LOW Executable Python ships with silent exception suppression masking runtime failures -8 ▶
kicad_pcb.py includes multiple bare except:pass clauses that catch and discard all exceptions. This means file-not-found, permission errors, and JSON parse failures are silently ignored, returning None to callers. This pattern makes it difficult to audit whether the subprocess behaved as expected and could mask unexpected behavior introduced by future modifications.
LOW kicad-cli resolved via PATH at import time—hijackable in compromised environment -16 ▶
The module-level constant KICAD_CLI = shutil.which('kicad-cli') or '/usr/bin/kicad-cli' resolves at import, not at each invocation. If another skill or a compromised environment inserts a malicious binary named kicad-cli earlier in PATH before this module is first imported, all subsequent subprocess calls will execute the attacker binary with user-supplied arguments.
LOW open subcommand resolves arbitrary filesystem paths with no working-directory restriction -12 ▶
The cmd_open() function accepts any path string from the agent and resolves it with Path(args.path).resolve(). There is no check that the resolved path is within a designated projects directory. An agent directed to open /etc or /home/user could reveal the existence and directory structure of sensitive locations, even if the skill cannot read file contents directly.
LOW PCBWay credentials stored in plaintext JSON with default filesystem permissions -8 ▶
SKILL.md instructs users to create ~/.kicad-pcb/config.json containing their PCBWay email.
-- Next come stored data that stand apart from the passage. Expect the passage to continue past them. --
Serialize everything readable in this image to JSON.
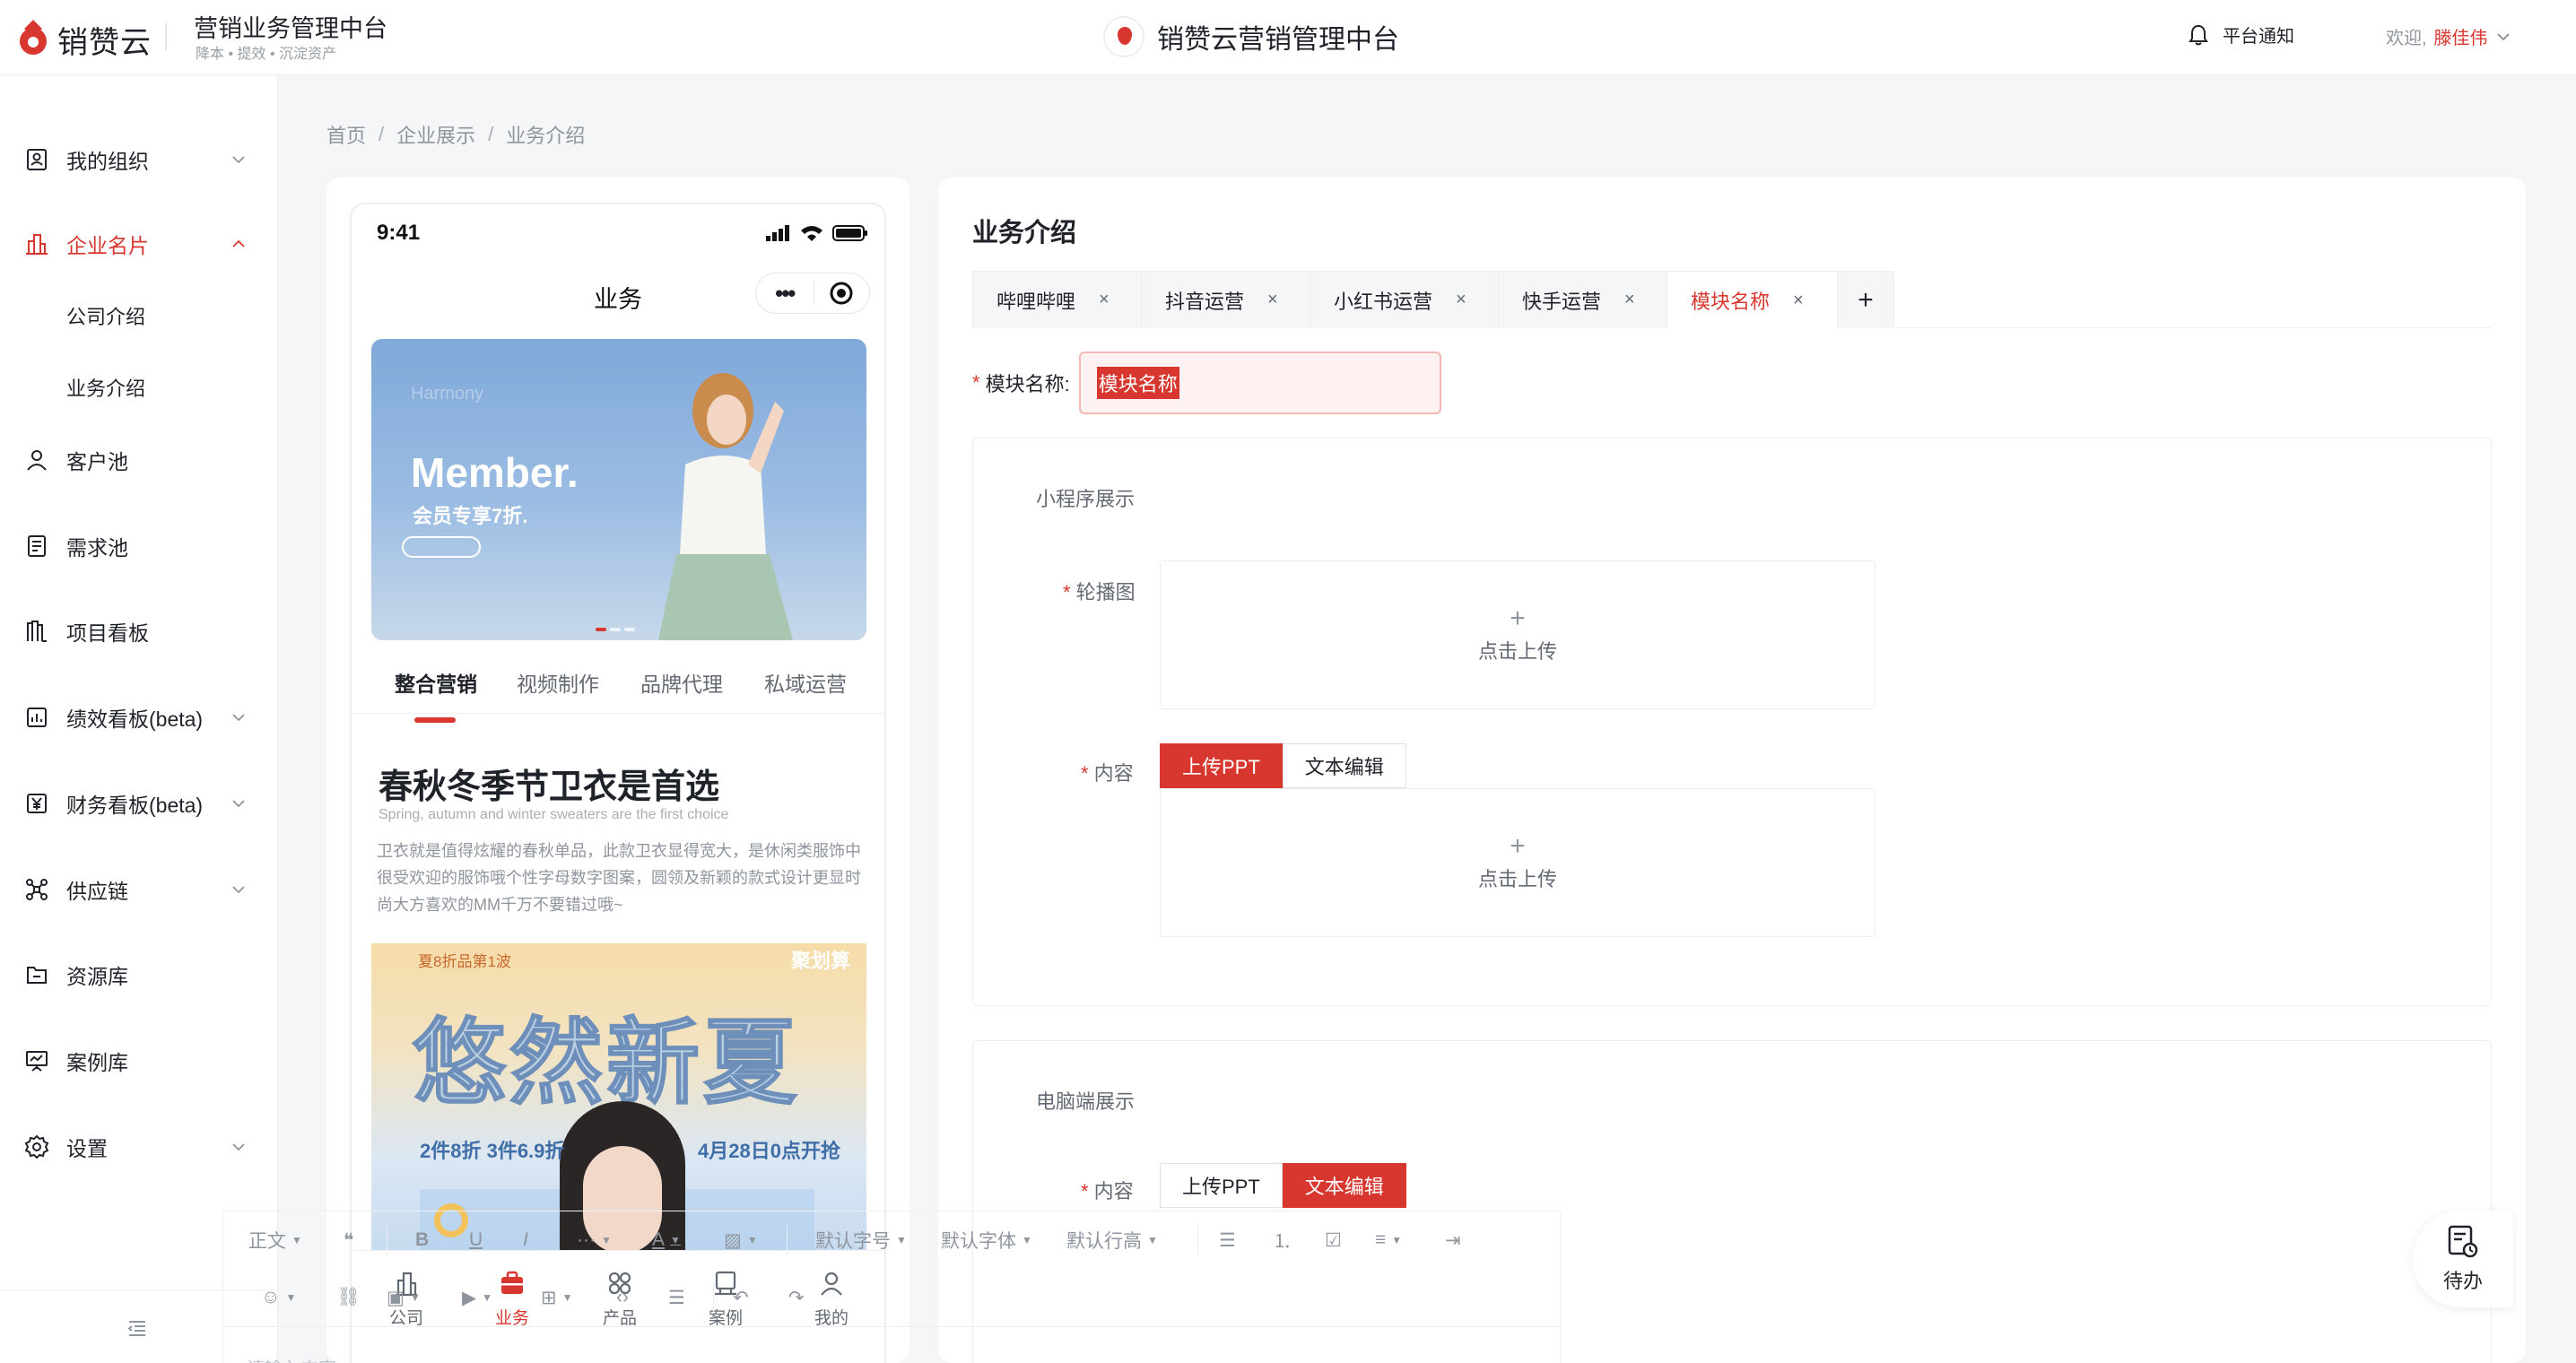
{
  "header": {
    "logo_text": "销赞云",
    "system_title": "营销业务管理中台",
    "system_subtitle": "降本 • 提效 • 沉淀资产",
    "center_brand": "销赞云营销管理中台",
    "notify_label": "平台通知",
    "welcome_prefix": "欢迎,",
    "user_name": "滕佳伟"
  },
  "sidebar": {
    "items": [
      {
        "label": "我的组织",
        "icon": "org-icon",
        "expand": "chevron-down-icon"
      },
      {
        "label": "企业名片",
        "icon": "building-icon",
        "expand": "chevron-up-icon",
        "active": true
      },
      {
        "label": "客户池",
        "icon": "user-icon"
      },
      {
        "label": "需求池",
        "icon": "document-icon"
      },
      {
        "label": "项目看板",
        "icon": "board-icon"
      },
      {
        "label": "绩效看板(beta)",
        "icon": "chart-icon",
        "expand": "chevron-down-icon"
      },
      {
        "label": "财务看板(beta)",
        "icon": "yen-icon",
        "expand": "chevron-down-icon"
      },
      {
        "label": "供应链",
        "icon": "network-icon",
        "expand": "chevron-down-icon"
      },
      {
        "label": "资源库",
        "icon": "folder-icon"
      },
      {
        "label": "案例库",
        "icon": "presentation-icon"
      },
      {
        "label": "设置",
        "icon": "gear-icon",
        "expand": "chevron-down-icon"
      }
    ],
    "sub_items": [
      "公司介绍",
      "业务介绍"
    ]
  },
  "breadcrumb": [
    "首页",
    "企业展示",
    "业务介绍"
  ],
  "phone": {
    "time": "9:41",
    "title": "业务",
    "capsule_dots": "•••",
    "banner": {
      "harmony": "Harmony",
      "member": "Member.",
      "member_sub": "会员专享7折."
    },
    "tabs": [
      "整合营销",
      "视频制作",
      "品牌代理",
      "私域运营"
    ],
    "article_title": "春秋冬季节卫衣是首选",
    "article_en": "Spring, autumn and winter sweaters are the first choice",
    "article_body": "卫衣就是值得炫耀的春秋单品，此款卫衣显得宽大，是休闲类服饰中很受欢迎的服饰哦个性字母数字图案，圆领及新颖的款式设计更显时尚大方喜欢的MM千万不要错过哦~",
    "poster": {
      "top_left": "夏8折品第1波",
      "top_right": "聚划算",
      "headline": "悠然新夏",
      "promo_left": "2件8折 3件6.9折",
      "promo_right": "4月28日0点开抢"
    },
    "tabbar": [
      {
        "label": "公司",
        "icon": "company-icon"
      },
      {
        "label": "业务",
        "icon": "briefcase-icon",
        "active": true
      },
      {
        "label": "产品",
        "icon": "grid-icon"
      },
      {
        "label": "案例",
        "icon": "case-icon"
      },
      {
        "label": "我的",
        "icon": "profile-icon"
      }
    ]
  },
  "panel": {
    "title": "业务介绍",
    "tabs": [
      {
        "label": "哔哩哔哩"
      },
      {
        "label": "抖音运营"
      },
      {
        "label": "小红书运营"
      },
      {
        "label": "快手运营"
      },
      {
        "label": "模块名称",
        "active": true
      }
    ],
    "close_glyph": "×",
    "add_glyph": "+",
    "module_name_label": "模块名称:",
    "module_name_value": "模块名称",
    "required_mark": "*",
    "mini_section": {
      "title": "小程序展示",
      "carousel_label": "轮播图",
      "content_label": "内容",
      "upload_text": "点击上传",
      "plus": "+",
      "seg": [
        "上传PPT",
        "文本编辑"
      ],
      "seg_active": 0
    },
    "pc_section": {
      "title": "电脑端展示",
      "content_label": "内容",
      "seg": [
        "上传PPT",
        "文本编辑"
      ],
      "seg_active": 1
    },
    "editor": {
      "paragraph": "正文",
      "font_size": "默认字号",
      "font_family": "默认字体",
      "line_height": "默认行高",
      "more": "···",
      "font_color": "A",
      "placeholder": "请输入内容"
    }
  },
  "todo_label": "待办",
  "colors": {
    "accent": "#d8372f",
    "text": "#1f2329",
    "muted": "#8f959e",
    "border": "#eceef1"
  }
}
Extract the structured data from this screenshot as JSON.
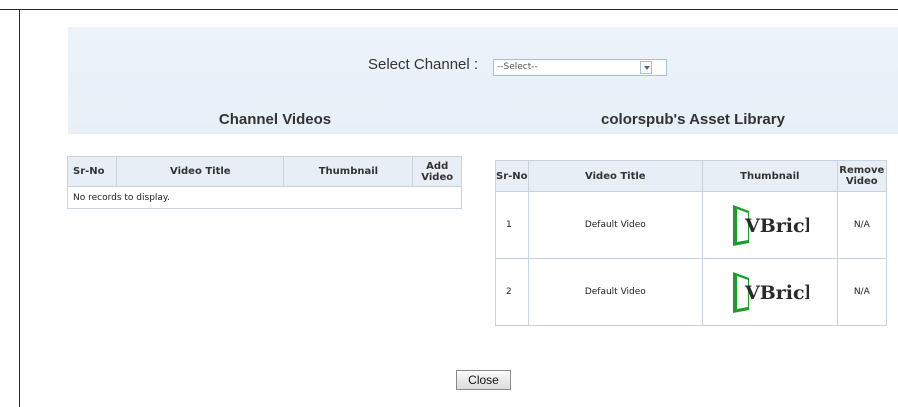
{
  "select": {
    "label": "Select Channel :",
    "value": "--Select--"
  },
  "channel_videos": {
    "title": "Channel Videos",
    "columns": [
      "Sr-No",
      "Video Title",
      "Thumbnail",
      "Add Video"
    ],
    "empty_message": "No records to display."
  },
  "asset_library": {
    "title": "colorspub's Asset Library",
    "columns": [
      "Sr-No",
      "Video Title",
      "Thumbnail",
      "Remove Video"
    ],
    "rows": [
      {
        "sr": "1",
        "title": "Default Video",
        "thumb_logo": "VBrick",
        "remove": "N/A"
      },
      {
        "sr": "2",
        "title": "Default Video",
        "thumb_logo": "VBrick",
        "remove": "N/A"
      }
    ]
  },
  "close_label": "Close",
  "colors": {
    "header_band": "#e7eff8",
    "grid_header": "#e8eef6",
    "vbrick_green": "#1e9c2c"
  }
}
The save_config() function writes this file with json.dump under default umask permissions, which on many systems creates a world-readable file. Over time this config file may accumulate additional credentials as PCBWay auth is implemented.
INFO Canary files opened/accessed but not modified; timing consistent with audit infrastructure -12 ▶
Filesystem monitoring (inotifywait) recorded OPEN+ACCESS events for .env, .ssh/id_rsa, .aws/credentials, .npmrc, .docker/config.json, and gcloud credentials at 09:59:31, approximately 6 seconds before the git clone began at 09:59:37. A second batch of auditd PATH records for the same files appears at timestamp 1771927195.424 (post-install). The Python skill code contains no reference to these paths. EXECVE logs show no python3 invocation of kicad_pcb.py during the session. Both batches are consistent with the oathe audit system placing honeypot files and performing post-install canary verification. Canary integrity check confirms all files unmodified.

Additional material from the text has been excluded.